Karim turns on the television in his sparsely furnished home in Kabul, where he lives with his five children, three of whom are disabled. Handouts from the World Food Program (WFP) have been crucial for his family.
"I'm so worried about what will happen next," he said.
Karim's son Rahmat looks out of the window of their home.
With WFP funding for food and cash assistance expected to run out by the end of October, the agency has had to steadily cut assistance to those who are the most in need, such as the Karim family.
Karim walks with his son. "The WFP helped us twice. Both times they gave me $48 in cash. The amount wasn’t sufficient, but anyway, it was fair enough," he said.
Shakiba, Karim's daughter, looks out of the window of her home. Like many Afghan families, she and her siblings face a bleak future.

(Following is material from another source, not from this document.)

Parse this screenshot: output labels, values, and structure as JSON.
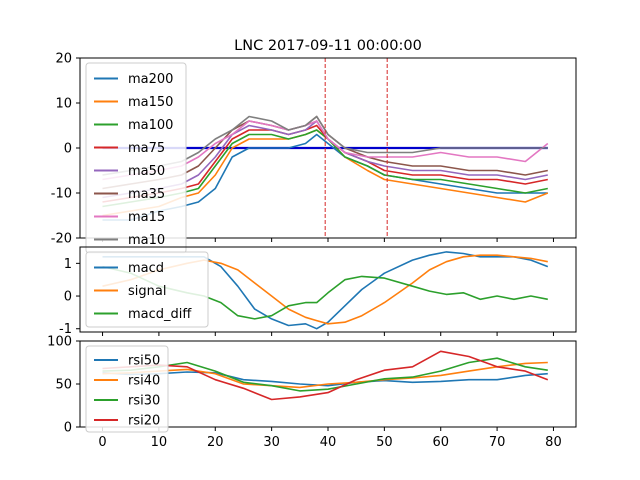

Nearly 20 percent of the people the WFP assists are households headed by women, and these homes are become increasingly desperate as a result of the economic crisis and restrictions placed on women by the hard-line Taliban.
A backpack with a UNICEF logo hangs in the Karim home.
About three-quarters of Afghanistan's people are in need of humanitarian aid as their country emerges from decades of conflict under an internationally isolated Taliban administration. Restrictions imposed by the Taliban on women have also put off donors, many of whom have turned their attention to other humanitarian crises.
"I lie awake all night and worry about the future of my children," Karim said.
The WFP needs $1 billion in funding to provide enough cash for aid and projects from now until next March. It says that if no funding comes through, 90 percent of remote areas in need will be cut off without food and even in accessible locations, people will get no supplies during the harsh winter.
The UN World Food Program (WFP) cut rations for another 2 million Afghans this month and is warning of a "catastrophic" winter if funding runs out, with little food for remote communities. With the cut in aid and a drop in his earnings, one father is worried about feeding his five children.